International visitor numbers to South Africa continued to grow with a 2.4 percent increase overall. The outlook for 2018 remains positive albeit at lower percentages than experienced in 2016. The report projects that the number of foreign visitors and domestic tourism will increase by 5.3 percent in 2018. The total number of travellers in South Africa is expected to reach 19.5 million by 2022, a 4 percent compound annual increase from 16 million in 2017. ‘There is also continued debate on further relaxation of visa requirements for international visitors and this may impact on our forecast growth,’ Calicchio comments.
While the fundamentals affecting tourism to South Africa remain favourable, helped by an improving global and local economy, it is impacted by other factors like the water shortage in Cape Town.
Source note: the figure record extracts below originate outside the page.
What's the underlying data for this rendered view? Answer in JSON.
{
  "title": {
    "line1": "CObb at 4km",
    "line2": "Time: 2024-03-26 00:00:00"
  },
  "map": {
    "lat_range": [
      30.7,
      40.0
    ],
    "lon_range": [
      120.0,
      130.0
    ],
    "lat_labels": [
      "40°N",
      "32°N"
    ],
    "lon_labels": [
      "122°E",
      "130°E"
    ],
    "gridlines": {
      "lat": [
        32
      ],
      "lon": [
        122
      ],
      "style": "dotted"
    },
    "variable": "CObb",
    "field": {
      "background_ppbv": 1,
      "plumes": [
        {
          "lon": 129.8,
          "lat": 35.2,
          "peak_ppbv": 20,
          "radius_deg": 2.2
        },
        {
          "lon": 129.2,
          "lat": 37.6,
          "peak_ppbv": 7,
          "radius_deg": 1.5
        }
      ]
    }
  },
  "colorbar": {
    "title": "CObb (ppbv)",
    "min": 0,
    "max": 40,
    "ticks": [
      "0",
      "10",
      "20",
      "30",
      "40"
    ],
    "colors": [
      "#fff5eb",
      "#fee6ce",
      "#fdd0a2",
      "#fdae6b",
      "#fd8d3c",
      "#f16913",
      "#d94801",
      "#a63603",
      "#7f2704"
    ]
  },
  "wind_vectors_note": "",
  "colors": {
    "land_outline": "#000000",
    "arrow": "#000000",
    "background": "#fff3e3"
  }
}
As there is little historical precedence, it is difficult to project the impact of the drought on tourism. Although bookings were down in Cape Town, overall tourism to South Africa held up during the festive season and actually picked up in the first quarter of 2018. Hotels in Cape Town are taking a number of steps to conserve water. If the winter rainfall continues at the current rate, the crisis may be limited in scope.
Overall, hotel room revenue in South Africa rose 4.6 percent to R16.6bn in 2017. Five-star hotels had the highest occupancy rates in the market in 2017, at 79.5 percent. While the average daily rate (ADR) growth for five-star hotels slowed in 2017 (R2.6 million), as it did for the market as a whole, the 8.8 percent increase was still well above the increase for three- and four-star hotels, reflecting the impact of the high occupancy rate for five-star hotels.
With a number of four-star hotels opening in 2017, available rooms increased 1.8 percent, the first rise since 2013. Most of the hotel openings scheduled for the coming years will be four-star hotels, leading to a projected 2.4 percent compound annual increase in available four-star rooms over the next five years – 76 percent of the total increase in available rooms for all hotels in South Africa. Three-star hotels accounted for 31 percent of total hotel room revenue in 2017.
The hotel markets in Nigeria and Mauritius continued to perform well in 2017 with both achieving double-digit growth whereas Kenya and Tanzania had decreases in room revenue. For the forecast period as a whole, the number of available rooms in Nigeria will rise from 9 700 in 2017 to 12 600 in 2022, a 5.4 percent compound annual increase – still the largest expansion of any country in the report.
Hotel room revenue in Mauritius increased by 12.7 percent in 2017 and the country continues to experience growth in the number of foreign visitors. Hotel room revenue is projected to grow at a 7.2 percent compound annual rate to 2022.
Kenya experienced a drop in visitors following the national elections in August 2017 but recovery was already seen in December with an increase in visitor numbers resulting in 9.9 percent overall growth. However, this was not enough to boost overall room revenue, which showed a 13.5 percent decline in 2017. Going forward, tourism in Kenya is expected to increase at a 6.9 percent compound annual rate, rising to 2.06 million in 2022 from 1.47 million in 2017.
Tanzania’s hotel room revenue amounted to $206 million in 2017, a decline of 5.5 percent over 2016 due to a drop in guest nights. However, we expect guest nights to grow in 2018 and forecast revenue growth of 10.2 percent for 2018.
The hotels and tourism sectors in each of the countries in our report are all showing signs of continued growth over the forecast period. Tourism remains an important part of each economy. However, the smallest change or disruption can have a fundamental impact on the future growth of each market. ‘It is therefore important that investors, hotel operators, tourism bodies and governments continue to work together to grow this important industry and ensure its sustainability so that all stakeholders derive the maximum benefit from it,’ Calicchio concludes.